There will also be a food crisis soon, MP Gurin said.
“The next thing will be hunger,” he said. “ This is not a joke, in a week there will be famine in central Europe”.
In response to the attack on the Mariupol hospital on Wednesday, the city’s mayor, Vadym Boychenko, accused Russian forces of “ a total evil that has no explanation”.

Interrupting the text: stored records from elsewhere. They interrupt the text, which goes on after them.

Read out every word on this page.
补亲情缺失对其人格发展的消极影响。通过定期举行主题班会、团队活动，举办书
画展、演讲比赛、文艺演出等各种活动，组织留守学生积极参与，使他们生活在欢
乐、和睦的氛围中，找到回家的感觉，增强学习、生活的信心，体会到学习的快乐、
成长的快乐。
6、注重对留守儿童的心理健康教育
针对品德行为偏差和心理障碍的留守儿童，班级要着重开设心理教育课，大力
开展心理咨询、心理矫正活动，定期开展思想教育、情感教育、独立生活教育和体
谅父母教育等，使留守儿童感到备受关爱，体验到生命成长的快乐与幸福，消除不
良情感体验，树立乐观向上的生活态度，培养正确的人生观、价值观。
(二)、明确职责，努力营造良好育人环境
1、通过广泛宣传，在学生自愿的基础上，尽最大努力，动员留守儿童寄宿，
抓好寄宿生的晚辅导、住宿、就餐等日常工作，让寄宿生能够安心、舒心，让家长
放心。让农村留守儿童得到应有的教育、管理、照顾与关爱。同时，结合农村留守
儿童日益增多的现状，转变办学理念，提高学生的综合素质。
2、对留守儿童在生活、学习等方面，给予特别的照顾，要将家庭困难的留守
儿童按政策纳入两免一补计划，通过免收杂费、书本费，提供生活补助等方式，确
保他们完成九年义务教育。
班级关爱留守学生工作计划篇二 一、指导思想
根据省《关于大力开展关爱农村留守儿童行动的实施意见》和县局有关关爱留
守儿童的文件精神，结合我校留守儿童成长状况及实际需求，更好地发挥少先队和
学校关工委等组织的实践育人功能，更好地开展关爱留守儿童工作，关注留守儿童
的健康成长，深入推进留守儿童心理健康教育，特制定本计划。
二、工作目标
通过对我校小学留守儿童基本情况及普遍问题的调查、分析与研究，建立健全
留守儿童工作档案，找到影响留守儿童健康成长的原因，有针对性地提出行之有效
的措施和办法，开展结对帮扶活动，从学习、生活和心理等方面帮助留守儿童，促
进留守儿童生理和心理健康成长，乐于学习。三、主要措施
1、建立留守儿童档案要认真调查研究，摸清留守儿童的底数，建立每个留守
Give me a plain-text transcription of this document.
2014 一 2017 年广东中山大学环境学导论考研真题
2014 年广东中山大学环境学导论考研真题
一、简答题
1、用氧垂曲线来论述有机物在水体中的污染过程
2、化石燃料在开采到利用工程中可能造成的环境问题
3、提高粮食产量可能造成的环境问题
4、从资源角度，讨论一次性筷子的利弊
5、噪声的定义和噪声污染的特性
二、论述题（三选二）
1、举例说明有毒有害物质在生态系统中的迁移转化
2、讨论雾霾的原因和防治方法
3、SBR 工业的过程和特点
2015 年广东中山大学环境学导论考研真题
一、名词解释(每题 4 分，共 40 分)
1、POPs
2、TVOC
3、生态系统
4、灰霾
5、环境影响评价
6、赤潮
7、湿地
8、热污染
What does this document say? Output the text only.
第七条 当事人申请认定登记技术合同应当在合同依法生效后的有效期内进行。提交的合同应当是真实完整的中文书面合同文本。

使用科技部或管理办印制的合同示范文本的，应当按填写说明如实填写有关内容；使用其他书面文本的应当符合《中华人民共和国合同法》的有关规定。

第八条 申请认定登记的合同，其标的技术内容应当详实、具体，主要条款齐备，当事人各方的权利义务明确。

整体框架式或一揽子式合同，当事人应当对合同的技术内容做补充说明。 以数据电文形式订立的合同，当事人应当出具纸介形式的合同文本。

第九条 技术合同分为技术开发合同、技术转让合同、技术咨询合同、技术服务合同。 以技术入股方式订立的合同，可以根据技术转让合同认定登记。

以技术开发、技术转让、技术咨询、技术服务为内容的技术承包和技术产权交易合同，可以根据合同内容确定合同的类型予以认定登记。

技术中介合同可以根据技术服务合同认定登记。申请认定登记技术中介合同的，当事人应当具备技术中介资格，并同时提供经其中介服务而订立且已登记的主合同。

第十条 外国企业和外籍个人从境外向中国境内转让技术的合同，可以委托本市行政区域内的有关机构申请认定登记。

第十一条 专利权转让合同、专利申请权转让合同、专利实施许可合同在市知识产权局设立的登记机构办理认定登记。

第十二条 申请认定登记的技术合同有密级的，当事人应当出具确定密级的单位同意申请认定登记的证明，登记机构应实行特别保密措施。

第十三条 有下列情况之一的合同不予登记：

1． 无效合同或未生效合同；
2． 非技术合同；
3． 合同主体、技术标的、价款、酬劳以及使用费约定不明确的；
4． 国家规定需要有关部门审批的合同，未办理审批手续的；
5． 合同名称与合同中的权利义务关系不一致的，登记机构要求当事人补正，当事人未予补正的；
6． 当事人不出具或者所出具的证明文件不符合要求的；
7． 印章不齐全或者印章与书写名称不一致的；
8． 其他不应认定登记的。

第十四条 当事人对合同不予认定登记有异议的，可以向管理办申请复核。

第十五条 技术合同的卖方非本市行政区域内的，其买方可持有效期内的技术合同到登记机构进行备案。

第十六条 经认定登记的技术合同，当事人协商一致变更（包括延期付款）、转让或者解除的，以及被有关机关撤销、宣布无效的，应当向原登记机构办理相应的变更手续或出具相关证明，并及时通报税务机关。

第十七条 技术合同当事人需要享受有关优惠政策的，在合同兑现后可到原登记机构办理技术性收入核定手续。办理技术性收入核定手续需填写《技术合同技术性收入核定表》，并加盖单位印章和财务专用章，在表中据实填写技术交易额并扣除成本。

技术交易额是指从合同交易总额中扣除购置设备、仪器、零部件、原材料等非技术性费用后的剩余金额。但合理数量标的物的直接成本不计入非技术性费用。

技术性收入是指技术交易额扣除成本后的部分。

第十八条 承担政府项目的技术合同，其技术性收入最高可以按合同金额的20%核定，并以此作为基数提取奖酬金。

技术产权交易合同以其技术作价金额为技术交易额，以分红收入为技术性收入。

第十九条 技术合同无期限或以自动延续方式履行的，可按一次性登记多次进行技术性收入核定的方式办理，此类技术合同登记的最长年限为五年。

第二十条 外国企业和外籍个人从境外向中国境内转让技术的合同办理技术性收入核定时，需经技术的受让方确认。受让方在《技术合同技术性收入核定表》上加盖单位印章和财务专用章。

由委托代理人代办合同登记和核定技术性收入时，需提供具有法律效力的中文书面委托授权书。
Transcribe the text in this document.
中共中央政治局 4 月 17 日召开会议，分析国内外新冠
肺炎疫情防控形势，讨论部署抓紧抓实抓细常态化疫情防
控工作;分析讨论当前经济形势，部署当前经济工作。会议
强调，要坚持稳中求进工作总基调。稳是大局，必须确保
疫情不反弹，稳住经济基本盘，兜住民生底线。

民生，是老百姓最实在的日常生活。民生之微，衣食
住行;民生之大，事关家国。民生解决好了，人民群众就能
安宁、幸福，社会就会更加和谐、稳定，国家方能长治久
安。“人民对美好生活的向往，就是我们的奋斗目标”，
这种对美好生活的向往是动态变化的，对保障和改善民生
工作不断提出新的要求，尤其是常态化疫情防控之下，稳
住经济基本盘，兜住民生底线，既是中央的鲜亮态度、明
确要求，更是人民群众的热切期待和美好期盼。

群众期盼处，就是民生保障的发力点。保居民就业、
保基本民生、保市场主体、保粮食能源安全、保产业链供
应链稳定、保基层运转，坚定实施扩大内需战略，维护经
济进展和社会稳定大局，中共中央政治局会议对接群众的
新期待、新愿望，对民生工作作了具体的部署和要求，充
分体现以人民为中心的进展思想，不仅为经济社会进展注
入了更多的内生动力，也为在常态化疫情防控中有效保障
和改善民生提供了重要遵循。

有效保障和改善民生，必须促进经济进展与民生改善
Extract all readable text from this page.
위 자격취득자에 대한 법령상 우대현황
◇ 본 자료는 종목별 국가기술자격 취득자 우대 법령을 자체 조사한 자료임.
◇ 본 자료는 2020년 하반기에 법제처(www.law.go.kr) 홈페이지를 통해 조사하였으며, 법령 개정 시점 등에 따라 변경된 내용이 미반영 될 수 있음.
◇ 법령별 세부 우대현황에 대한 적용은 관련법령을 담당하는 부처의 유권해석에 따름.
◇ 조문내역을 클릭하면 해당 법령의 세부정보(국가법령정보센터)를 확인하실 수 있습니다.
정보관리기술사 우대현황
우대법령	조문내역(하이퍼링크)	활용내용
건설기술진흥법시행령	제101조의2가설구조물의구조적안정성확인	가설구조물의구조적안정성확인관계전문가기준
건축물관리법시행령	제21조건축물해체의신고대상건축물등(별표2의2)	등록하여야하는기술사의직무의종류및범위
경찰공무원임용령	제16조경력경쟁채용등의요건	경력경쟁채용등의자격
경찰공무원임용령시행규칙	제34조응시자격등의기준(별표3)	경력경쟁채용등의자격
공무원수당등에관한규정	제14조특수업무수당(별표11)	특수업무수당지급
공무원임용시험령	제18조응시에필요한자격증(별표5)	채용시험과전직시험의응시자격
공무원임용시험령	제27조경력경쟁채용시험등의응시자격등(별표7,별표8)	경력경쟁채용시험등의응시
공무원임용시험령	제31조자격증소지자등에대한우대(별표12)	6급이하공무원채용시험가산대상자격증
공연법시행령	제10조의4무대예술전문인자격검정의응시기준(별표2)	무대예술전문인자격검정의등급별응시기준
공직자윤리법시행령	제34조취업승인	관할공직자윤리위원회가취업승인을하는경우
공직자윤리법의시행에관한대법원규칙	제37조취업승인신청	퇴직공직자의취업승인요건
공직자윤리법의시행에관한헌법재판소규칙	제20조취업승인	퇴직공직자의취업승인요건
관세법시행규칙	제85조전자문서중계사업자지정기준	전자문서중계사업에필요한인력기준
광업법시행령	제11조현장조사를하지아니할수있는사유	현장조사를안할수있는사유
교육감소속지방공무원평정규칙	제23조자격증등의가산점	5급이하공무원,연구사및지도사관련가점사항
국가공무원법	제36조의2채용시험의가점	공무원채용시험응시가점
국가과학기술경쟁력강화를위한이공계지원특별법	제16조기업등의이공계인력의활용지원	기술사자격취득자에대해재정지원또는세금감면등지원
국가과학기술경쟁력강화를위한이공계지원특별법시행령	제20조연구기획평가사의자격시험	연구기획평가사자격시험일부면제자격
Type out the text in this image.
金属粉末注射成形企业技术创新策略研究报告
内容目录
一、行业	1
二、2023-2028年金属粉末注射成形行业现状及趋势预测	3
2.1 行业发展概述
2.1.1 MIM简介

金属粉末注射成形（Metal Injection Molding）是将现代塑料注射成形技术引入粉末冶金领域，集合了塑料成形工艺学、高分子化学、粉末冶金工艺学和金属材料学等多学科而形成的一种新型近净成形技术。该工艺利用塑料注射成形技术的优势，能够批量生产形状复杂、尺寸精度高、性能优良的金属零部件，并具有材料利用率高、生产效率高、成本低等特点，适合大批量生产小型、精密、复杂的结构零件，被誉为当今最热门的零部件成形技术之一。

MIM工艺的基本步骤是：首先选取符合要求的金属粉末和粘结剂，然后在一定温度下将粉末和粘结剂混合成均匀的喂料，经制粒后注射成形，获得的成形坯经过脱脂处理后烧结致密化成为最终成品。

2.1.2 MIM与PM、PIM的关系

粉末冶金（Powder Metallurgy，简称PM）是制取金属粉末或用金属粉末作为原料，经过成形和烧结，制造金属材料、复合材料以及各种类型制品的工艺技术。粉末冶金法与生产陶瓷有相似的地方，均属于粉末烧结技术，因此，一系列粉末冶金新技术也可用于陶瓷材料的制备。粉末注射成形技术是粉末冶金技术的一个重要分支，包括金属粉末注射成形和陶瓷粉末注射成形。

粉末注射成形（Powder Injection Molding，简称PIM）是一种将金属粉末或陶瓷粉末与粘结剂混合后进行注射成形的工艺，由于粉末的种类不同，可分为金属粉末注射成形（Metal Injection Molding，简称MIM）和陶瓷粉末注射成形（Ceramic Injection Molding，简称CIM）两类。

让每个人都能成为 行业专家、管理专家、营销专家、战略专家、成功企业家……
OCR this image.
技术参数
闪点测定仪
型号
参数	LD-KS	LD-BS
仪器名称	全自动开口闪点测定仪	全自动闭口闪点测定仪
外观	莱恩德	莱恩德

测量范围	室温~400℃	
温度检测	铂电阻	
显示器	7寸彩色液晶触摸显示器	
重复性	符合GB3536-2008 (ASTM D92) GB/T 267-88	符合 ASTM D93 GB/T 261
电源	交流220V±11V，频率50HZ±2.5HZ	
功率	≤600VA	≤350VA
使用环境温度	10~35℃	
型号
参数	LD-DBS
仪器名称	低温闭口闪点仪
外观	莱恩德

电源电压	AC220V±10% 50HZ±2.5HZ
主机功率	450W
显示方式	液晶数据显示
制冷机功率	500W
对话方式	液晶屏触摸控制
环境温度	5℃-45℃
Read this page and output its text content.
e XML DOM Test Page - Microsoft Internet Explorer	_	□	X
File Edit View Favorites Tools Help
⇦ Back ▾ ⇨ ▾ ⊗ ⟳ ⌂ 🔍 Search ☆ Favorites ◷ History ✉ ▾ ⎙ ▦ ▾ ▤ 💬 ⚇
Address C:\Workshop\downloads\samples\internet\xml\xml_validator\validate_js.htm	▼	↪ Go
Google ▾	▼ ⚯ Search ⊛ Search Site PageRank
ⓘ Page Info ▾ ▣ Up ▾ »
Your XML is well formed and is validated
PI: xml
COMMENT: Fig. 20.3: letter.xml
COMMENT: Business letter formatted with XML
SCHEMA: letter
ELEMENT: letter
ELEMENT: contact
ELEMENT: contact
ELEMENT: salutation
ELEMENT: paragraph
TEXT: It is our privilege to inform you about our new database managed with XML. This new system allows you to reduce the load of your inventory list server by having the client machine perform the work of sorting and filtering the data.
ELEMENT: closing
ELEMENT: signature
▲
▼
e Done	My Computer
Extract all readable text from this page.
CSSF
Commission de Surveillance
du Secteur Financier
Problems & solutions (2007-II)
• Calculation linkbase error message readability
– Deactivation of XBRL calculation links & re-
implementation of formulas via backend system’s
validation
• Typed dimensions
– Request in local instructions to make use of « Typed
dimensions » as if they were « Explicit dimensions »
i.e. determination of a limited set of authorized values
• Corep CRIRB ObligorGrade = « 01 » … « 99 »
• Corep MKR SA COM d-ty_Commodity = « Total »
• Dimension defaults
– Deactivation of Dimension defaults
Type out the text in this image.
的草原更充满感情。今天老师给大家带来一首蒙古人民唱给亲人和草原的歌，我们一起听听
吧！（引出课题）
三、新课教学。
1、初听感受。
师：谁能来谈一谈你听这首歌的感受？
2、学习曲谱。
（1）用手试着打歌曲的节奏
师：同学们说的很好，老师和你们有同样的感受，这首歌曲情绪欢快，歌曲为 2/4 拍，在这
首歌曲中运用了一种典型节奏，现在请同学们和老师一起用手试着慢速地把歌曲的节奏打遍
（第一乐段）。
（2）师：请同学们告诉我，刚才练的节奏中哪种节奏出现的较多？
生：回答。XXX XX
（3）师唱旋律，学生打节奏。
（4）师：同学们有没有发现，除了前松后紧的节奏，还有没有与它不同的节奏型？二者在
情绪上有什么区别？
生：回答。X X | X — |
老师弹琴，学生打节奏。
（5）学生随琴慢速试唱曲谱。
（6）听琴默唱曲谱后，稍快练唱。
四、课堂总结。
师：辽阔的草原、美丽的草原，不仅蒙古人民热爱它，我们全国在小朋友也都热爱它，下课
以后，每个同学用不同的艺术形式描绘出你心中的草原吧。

“How can this be justified?” he expressed. “This is a genocide organized by Russia against our people.”
What Russia said
Russia claimed that the maternity ward destroyed in the attack was taken over by Ukrainian troops long before it was attacked, but images of the scene captured by the AP news agency showed medical personnel outside after the blast and a pregnant woman being carried out of the building on a stretcher.
“Thank God most people were already in the bomb shelter,” said Orlov, the deputy mayor. “Otherwise, it would have been much worse.”
Ukrainian President Volodymyr Zelensky qualified the attack as an “atrocity” and reiterated his call for world powers to impose a no-fly zone over Ukraine, a request that has so far been denied.
Kuleba, the Ukrainian foreign minister, said Thursday that his Russian counterpart, Sergei Lavrov, told Ukrainian officials that Russia will continue its aggression until Ukraine meets all its demands, including surrender.
Svitlana Libet contributed to this report.